Le ponía después sobre la cabeza una manta toda pintada y sembrada de huesos y calaveras de muerto, encima de la cual le vestía otra manta negra, y luego otra azul, y ambas estaban con cabezas y huesos de muerto, pintados muy al natural. Le echaba al cuello unas correas coloradas, largas y de muchos ramales, de cuyos extremos pendían algunas insignias de rey, como colgantes. Le cargaban también a las espaldas una calabacita llena de ciertos polvos, por cuya virtud no le tocase pestilencia ni le cayese dolor ni enfermedad ninguna, y para que no le echasen mal de ojo las viejas, ni encantasen los hechiceros, ni le engañasen los malos hombres, y en fin, para que ninguna cosa mala le ofendiese ni dañase.
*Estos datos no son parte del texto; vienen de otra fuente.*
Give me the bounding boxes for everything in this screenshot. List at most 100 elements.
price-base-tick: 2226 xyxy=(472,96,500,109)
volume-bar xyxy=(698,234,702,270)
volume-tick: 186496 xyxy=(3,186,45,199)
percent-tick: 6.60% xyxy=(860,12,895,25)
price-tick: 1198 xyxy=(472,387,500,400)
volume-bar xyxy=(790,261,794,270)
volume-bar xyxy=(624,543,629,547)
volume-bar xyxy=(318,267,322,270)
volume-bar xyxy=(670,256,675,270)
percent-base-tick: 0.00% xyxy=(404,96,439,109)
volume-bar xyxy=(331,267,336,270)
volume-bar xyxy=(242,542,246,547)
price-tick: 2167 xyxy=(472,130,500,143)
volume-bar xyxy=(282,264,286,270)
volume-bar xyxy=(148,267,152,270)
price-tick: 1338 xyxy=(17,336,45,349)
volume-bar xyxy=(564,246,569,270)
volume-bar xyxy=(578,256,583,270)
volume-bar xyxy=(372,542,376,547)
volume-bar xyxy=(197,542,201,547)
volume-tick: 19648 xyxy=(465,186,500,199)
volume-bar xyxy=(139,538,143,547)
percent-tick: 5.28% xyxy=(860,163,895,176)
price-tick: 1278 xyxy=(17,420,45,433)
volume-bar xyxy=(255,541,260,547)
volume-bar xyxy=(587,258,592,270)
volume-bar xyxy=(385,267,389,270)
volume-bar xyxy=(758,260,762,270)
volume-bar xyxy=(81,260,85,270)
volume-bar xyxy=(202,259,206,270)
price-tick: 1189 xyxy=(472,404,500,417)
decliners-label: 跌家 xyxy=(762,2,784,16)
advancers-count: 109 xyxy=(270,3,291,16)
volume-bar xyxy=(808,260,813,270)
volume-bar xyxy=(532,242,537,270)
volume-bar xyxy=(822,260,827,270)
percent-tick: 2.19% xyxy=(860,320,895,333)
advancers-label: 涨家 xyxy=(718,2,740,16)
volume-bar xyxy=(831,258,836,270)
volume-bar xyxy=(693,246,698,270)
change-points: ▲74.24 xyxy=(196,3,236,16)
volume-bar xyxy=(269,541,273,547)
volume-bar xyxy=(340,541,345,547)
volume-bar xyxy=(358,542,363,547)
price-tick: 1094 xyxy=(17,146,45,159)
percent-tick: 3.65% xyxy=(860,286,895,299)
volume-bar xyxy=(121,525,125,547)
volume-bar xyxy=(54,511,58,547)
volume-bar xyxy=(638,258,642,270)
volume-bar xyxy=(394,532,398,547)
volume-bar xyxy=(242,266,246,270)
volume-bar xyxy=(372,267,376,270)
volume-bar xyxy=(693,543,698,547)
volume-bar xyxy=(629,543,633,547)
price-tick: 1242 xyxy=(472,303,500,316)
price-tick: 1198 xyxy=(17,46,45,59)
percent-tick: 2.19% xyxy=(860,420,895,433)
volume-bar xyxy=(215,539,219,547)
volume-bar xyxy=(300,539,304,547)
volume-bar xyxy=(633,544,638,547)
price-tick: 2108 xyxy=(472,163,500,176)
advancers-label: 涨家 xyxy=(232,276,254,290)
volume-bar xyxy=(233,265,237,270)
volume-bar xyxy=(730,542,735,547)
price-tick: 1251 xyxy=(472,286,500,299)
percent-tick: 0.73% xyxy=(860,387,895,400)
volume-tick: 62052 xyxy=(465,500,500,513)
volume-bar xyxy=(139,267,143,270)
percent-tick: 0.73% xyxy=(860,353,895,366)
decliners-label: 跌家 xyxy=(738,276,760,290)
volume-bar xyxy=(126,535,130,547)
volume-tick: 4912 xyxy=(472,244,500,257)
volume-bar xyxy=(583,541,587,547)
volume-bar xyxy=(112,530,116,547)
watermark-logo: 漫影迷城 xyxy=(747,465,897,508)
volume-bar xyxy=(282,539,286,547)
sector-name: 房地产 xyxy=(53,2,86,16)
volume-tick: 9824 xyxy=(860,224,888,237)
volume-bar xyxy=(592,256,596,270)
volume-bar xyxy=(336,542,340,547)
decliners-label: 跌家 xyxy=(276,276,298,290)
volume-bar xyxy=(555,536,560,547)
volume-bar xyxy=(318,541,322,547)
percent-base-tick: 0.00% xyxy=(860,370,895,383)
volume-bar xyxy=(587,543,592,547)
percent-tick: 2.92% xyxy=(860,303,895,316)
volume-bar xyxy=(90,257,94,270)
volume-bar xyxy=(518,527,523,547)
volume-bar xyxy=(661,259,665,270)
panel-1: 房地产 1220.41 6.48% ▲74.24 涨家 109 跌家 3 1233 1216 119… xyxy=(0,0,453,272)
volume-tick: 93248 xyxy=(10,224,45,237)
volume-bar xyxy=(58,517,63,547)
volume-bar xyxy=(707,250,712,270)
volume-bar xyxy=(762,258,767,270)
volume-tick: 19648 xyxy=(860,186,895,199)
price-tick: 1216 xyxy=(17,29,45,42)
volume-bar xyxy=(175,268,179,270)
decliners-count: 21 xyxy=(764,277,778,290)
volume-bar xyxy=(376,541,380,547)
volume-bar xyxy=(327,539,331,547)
Le ponía asimismo en el brazo izquierdo una taleguilla con el incienso que ellos usan, y le daba un braserito con ascuas de corteza de encima. El rey se levantaba entonces, echaba de aquel incienso en las brasas, y con gran mesura y reverencia sahumaba a Vitcilopuchtli y se sentaba. Llegaba luego el gran sacerdote y le tomaba juramento de palabra, y le conjuraba que tendría la religión de sus dioses, que guardaría los fueros y leyes de sus antecesores, que mantendría justicia, que a ningún vallaso ni amigo agraviaría, que sería valiente en la guerra, que haría andar al sol con su claridad, llover a las nubes, correr a los ríos y a la tierra producir todo género de mantenimientos. Estas y otras cosas imposibles prometía y juraba el nuevo rey. Daba las gracias al gran sacerdote, se encomendaba a los dio ses y a los espectadores, y con tanto le bajaban los mismos que lo subieron, por el orden que antes.

Comenzaba luego la gente a decir a voces que fuese para bien su reinado, y que le gozase muchos años con salud de todo el pueblo. Entonces veríais bailar a unos, tañer a otros, y a todos que mostraban sus corazones con las muchas alegrías que hacían. Antes de bajar las gradas llegaban todos los señores que estaban en las Cortes y en corte a prestarle obediencia. Y en señal del señorío que sobre ellos tenía, le presentaban plumajes, sartas de caracoles, collares y otras joyas de oro y plata, y mantas pintadas con la muerte. Le acompañaban hasta una gran sala, y se iban. El Rey se sentaba en una especie de estrado, que llamaban tlacatecco. No salía del patio y templo en cuatro días, los cuales gastaba en oración, sacrificios y penitencia. No comía más que una vez al día, y aunque comía carne, sal, ají y todo manjar de señor, ayunaba. Se bañaba una vez al día y otra a la noche en una gran alberca, donde se sangraba de las orejas, e incensaba al dios del agua Tlaloc. También incensaba a los otros ídolos del patio y templo, ofreciéndoles pan, fruta, flores, papeles y cañitas teñidas en sangre de su propia lengua, nariz, manos y otras partes que se sacrificaba. Pasados aquellos cuatro días, venían todos los señores a llevarlo a palacio con grandísima fiesta y placer del pueblo; mas pocos le miraban a la cara después de la consagración. Con haber dicho estas ceremonias y solemnidad que México tenía en coronar a su rey, no hay qué decir de los otros reyes, porque todos o la mayoría siguen esta costumbre, salvo que no suben a lo alto, sino al pie de las gradas. Venían luego a México, a por la confirmación del estado, y vueltos a sus tierras, hacían grandes fiestas y convites, no sin borracheras ni sin carne humana.